Fixed term employees can also avail statutory benefits such as gratuity.

  • They should be allotted periods and hours of work, holidays, pay days etc.
  • The employee shifts, attendance, conditions for leave, termination of employment, or suspension is subjected to redressal of grievances.


  • Earlier, the 2019 Bill applied this to units with 100 employees or more.
  • The threshold has been raised to 300 in the 2020 Code.
  • The Code says any establishment that employs 300 or more workers must prepare standing orders relating to classification of workers.

It confers on the ‘appropriate Government’, that is the Centre or the State governments, the power to exempt, with or without conditions, any industrial establishment.


  • Where there is more than one trade union in an establishment, the sole negotiating union status will be given to the one that has 51% of the employees as its members.
  • It has been brought down from the 75% requirement in the 2019 version.

New Labour Code UPSC

New Labour Code UPSC

  • Where no union qualifies under this criterion, the employer must constitute a ‘negotiating council’ .
  • This will consist of representatives drawn from the various unions, with only those with at least 20% of employees as its members.
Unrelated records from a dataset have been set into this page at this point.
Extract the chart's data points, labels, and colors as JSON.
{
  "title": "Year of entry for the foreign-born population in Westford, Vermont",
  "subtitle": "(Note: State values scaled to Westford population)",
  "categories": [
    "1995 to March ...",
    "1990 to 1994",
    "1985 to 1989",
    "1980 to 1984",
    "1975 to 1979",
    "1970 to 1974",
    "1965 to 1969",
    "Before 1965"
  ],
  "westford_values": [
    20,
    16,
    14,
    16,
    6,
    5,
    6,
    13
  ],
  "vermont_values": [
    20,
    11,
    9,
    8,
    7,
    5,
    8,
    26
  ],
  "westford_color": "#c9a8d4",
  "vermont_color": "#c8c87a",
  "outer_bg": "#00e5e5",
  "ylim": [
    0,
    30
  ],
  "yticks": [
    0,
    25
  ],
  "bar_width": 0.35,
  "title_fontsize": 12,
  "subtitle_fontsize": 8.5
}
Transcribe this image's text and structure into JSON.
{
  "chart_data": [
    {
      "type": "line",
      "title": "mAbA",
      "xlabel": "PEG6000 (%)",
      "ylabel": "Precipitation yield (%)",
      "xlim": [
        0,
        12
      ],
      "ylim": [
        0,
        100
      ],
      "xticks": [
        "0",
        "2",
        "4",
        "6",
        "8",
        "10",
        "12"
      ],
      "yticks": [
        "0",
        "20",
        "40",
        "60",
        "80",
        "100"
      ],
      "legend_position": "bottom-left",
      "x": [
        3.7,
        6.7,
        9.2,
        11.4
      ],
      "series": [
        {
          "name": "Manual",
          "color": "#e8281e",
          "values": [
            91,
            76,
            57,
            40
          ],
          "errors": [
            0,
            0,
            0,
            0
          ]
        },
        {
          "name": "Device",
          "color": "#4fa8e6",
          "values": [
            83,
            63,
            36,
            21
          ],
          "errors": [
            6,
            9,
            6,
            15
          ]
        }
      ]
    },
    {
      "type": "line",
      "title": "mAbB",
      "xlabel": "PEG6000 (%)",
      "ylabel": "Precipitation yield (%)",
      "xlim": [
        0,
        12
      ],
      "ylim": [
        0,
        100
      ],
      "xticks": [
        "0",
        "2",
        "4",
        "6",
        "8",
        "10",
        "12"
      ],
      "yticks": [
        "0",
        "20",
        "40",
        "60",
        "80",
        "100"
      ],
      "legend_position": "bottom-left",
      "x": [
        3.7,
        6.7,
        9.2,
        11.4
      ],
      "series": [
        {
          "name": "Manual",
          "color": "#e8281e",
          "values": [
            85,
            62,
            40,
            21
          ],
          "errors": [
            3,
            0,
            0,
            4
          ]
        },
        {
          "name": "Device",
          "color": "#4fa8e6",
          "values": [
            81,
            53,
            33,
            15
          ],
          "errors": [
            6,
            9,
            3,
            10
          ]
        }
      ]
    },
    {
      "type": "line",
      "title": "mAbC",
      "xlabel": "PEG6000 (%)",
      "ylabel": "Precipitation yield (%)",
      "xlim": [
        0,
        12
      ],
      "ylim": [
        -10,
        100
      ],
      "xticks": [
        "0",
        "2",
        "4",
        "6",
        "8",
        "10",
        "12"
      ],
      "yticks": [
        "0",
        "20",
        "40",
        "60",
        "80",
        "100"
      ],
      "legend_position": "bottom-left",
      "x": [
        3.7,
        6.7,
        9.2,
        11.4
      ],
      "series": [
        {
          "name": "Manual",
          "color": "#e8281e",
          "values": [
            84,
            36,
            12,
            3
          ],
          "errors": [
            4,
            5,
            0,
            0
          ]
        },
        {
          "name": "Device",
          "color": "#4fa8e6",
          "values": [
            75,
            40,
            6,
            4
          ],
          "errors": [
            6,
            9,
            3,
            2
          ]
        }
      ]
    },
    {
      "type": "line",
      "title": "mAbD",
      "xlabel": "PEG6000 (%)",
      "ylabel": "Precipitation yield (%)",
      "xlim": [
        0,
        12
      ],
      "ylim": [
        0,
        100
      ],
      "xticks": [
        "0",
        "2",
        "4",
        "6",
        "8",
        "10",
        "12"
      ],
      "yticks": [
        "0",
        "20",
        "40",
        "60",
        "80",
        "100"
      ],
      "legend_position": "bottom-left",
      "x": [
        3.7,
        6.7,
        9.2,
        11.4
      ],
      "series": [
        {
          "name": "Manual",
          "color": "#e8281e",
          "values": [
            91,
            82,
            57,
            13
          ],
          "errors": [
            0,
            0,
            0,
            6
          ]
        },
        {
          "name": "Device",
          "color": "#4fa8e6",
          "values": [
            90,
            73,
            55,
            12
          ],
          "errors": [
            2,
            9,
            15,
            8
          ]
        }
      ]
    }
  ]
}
  • Prior permission of the government is needed for lay-off, retrenchment and closure .
  • These are made applicable to only establishments that had employed 300 or more workers .

The Code also allows the government to raise this threshold by notification.

  • A lay-off would be deemed illegal if it is effected without permission or is done despite refusal of permission.
  • It will not be illegal if the employee had been offered alternative employment or cause undue hardship.
  • The Code prescribes notice period and prior permission before retrenchment of anyone who has been in continuous service for a year or more.
  • Such a prior permission requirement is in place also for closure of a unit, with the application to be filed 90 days prior to the intended closure.


The Code prohibits strikes and lock-outs in all industrial establishments without notice.

  • No unit shall go on strike in breach of contract without giving notice 60 days before the strike.
  • The code also permit strike within 14 days of giving such a notice, or before the expiry of any date given in the notice for the strike.
  • Further, there should be no strike during any conciliation proceedings, or within seven days of the conclusion of such proceedings.

The code prohibits strike during proceedings before an industrial tribunal or 60 days after their conclusion or during arbitration proceedings.

  • Similar restrictions have been given on the employer from announcing a lock-out.

      IASbhai WINDUP: 

  • The Industrial Disputes Act, 1947, had placed such restrictions on announcing strikes only in respect of public utility services.

However, the present Code extends it to all establishments.

  • Even the Standing Committee on Labour had favoured limiting these provisions to public utilities.